10. The door apparatus of an elevator as claimed in claim 9, wherein,

the inner surface of the sill groove has a groove 1 st side and a groove 2 nd side which are opposite to each other in the width direction of the sill groove,

the outer surface of the 2 nd guide member has a 2 nd guide 1 st side surface facing the 1 st side surface of the groove and a 2 nd guide lower surface facing downward,

a groove 1 upper inclined surface which is inclined downward from the upper surface of the sill toward the groove 1 side surface is formed between the upper surface of the sill and the groove 1 side surface,

a 2 nd guide 1 st lower inclined surface which is formed between the 2 nd guide 1 st side surface and the 2 nd guide lower surface and is inclined upward from the 2 nd guide lower surface toward the 2 nd guide 1 st side surface,

the sum of the dimensions of the groove 1 st upper inclined surface and the groove 2 nd guide 1 st lower inclined surface in the width direction of the sill groove is larger than the distance between the additional anti-drop member and the 2 nd guide 1 st side surface in the width direction of the sill groove.

11. The door arrangement of an elevator according to claim 9 or 10, wherein,

The 2 nd guide member has a 2 nd shoe positioned in the sill groove,

the size of the second shoe 2 in the width direction of the sill groove is larger than the size of the additional anti-drop member in the width direction of the sill groove,

when the additional anti-drop member is viewed along the transverse width direction of the elevator entrance, the additional anti-drop member is positioned within the range of the 2 nd shoe in the width direction of the sill groove.

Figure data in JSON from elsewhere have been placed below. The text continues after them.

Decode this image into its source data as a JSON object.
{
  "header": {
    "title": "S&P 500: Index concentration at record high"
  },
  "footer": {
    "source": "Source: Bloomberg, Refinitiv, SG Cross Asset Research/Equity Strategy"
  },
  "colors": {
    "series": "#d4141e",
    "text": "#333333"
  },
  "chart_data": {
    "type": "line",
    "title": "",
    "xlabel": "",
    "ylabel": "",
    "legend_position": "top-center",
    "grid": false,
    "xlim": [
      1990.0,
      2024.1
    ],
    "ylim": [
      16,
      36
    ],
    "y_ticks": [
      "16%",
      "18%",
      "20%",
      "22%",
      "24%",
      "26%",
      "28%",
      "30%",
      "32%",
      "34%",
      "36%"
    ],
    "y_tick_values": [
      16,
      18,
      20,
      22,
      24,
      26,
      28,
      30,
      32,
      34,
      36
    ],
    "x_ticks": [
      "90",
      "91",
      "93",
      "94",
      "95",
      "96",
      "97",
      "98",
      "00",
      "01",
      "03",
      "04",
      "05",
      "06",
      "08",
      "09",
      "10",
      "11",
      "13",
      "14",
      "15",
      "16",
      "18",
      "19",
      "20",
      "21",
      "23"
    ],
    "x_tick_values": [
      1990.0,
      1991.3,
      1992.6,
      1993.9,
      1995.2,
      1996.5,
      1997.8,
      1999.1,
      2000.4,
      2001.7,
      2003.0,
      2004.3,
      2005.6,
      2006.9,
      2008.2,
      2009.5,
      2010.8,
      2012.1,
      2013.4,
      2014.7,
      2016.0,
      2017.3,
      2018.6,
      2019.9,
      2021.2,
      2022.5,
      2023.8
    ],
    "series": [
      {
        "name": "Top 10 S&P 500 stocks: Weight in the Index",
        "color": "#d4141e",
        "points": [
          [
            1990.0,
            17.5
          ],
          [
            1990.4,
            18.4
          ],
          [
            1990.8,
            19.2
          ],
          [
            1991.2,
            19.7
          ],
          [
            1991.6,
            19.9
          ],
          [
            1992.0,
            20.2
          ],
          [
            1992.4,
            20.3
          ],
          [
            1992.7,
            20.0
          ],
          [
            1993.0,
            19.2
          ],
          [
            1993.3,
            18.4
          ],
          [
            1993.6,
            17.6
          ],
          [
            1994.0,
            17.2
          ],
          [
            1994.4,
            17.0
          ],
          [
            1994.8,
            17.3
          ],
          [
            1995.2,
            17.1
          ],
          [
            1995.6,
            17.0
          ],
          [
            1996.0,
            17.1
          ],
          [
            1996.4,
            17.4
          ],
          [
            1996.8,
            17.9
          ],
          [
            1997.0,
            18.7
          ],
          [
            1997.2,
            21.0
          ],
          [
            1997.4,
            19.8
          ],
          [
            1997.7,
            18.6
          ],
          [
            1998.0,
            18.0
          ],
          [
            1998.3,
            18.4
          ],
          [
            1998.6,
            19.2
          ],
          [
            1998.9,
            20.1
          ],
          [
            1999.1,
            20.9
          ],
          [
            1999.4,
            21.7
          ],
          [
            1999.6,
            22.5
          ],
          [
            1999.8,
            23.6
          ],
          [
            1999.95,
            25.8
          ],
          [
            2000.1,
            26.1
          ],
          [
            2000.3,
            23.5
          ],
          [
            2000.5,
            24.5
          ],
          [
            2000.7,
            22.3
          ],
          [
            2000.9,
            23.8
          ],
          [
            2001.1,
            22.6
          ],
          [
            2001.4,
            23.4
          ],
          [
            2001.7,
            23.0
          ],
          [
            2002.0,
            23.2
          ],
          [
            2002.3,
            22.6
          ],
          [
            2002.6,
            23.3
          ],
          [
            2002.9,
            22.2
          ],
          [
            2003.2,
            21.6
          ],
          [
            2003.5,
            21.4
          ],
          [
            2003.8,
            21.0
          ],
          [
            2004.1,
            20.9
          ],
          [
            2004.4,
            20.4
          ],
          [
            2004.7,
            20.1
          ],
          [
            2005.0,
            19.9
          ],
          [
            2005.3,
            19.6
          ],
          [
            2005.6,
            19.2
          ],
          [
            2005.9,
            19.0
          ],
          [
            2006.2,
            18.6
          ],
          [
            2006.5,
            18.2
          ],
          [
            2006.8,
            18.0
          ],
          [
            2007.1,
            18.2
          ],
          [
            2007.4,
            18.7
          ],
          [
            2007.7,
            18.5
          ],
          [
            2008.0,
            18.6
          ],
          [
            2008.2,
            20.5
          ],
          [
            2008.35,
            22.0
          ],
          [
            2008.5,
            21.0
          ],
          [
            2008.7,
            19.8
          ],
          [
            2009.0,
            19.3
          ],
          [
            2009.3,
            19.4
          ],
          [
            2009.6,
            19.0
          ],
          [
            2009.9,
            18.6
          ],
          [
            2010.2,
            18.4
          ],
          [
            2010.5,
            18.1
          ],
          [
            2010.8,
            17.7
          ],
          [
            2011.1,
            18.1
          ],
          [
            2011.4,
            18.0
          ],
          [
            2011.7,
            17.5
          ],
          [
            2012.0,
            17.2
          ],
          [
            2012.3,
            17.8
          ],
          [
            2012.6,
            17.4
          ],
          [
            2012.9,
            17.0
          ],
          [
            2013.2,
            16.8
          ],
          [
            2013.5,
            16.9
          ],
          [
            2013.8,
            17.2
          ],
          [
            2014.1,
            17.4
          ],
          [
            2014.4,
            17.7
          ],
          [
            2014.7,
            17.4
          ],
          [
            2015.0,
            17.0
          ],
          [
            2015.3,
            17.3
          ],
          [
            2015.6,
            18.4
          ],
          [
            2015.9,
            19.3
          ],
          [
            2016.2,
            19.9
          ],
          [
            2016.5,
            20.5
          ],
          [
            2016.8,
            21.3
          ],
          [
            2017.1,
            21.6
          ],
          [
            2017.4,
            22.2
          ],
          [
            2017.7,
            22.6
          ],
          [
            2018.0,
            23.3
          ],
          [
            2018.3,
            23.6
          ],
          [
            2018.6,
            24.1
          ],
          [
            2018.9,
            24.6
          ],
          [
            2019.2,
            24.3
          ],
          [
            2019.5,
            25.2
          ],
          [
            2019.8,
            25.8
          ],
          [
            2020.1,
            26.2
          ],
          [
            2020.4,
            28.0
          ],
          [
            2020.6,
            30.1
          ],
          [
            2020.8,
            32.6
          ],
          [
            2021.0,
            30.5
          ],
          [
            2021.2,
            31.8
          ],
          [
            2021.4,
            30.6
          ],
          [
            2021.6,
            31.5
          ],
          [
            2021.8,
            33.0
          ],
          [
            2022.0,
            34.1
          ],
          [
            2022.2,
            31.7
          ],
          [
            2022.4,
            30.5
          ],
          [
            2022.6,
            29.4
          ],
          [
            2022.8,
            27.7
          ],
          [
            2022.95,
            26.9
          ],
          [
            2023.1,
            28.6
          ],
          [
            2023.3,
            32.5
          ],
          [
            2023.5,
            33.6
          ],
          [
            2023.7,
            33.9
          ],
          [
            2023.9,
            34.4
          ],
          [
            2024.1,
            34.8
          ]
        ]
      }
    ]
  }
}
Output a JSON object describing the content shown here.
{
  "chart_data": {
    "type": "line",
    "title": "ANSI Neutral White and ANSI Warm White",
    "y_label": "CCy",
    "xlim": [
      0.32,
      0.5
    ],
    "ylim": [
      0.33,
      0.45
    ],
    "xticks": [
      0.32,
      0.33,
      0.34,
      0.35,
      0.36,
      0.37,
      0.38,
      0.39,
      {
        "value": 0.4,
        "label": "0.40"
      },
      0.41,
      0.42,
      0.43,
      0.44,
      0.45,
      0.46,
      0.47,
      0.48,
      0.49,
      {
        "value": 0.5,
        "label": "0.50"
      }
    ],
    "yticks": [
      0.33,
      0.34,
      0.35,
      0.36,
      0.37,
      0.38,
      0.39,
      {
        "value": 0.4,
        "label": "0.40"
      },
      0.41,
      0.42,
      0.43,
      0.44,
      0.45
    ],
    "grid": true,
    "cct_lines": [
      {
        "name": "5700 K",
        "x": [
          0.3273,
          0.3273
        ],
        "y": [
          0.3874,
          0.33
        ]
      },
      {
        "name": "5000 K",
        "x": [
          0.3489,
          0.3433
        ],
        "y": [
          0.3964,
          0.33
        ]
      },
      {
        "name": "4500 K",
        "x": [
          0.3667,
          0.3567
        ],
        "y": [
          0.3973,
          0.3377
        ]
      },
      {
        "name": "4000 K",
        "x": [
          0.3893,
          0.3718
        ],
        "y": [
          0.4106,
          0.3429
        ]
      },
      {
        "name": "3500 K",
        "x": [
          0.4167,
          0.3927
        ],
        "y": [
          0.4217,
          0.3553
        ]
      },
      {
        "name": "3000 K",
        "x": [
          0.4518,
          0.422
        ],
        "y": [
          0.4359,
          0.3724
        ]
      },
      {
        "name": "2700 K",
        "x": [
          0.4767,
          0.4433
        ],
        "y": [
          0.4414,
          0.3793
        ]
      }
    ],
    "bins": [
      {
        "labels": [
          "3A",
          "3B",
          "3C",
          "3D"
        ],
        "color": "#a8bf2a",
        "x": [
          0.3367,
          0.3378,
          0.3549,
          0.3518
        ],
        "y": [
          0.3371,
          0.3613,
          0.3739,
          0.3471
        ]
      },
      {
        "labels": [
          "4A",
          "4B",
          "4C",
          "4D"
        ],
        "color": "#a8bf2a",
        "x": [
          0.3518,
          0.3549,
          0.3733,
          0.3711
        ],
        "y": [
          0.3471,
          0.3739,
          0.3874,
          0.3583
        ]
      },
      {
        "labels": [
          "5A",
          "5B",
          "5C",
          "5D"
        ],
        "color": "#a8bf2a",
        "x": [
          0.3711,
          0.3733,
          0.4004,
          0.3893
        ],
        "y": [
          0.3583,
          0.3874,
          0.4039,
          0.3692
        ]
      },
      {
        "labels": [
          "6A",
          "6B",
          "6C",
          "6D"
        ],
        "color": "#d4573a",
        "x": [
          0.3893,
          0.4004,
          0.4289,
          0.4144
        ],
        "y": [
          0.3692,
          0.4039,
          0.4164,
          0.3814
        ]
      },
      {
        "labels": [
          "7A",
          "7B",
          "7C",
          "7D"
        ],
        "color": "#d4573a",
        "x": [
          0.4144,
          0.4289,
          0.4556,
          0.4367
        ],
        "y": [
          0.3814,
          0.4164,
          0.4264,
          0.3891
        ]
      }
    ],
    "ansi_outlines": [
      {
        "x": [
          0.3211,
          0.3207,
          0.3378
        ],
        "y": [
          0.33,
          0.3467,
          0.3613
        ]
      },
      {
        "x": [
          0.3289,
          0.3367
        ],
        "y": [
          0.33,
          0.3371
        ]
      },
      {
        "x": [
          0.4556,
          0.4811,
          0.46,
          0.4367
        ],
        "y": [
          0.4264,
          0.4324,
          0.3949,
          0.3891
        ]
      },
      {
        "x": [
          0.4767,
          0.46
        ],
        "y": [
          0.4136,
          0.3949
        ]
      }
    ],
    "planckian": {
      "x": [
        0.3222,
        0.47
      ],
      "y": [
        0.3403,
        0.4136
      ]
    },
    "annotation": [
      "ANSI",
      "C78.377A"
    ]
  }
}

12. The door arrangement of an elevator according to any one of claims 9-11, wherein,

the 2 nd guide member and the additional drop-preventing member are fixed to a lower portion of the door main body by a common fastener.

13. The door arrangement of an elevator according to any one of claims 9-12, wherein,

the shape of the additional anti-drop component is the same as the shape of the door-side anti-drop component.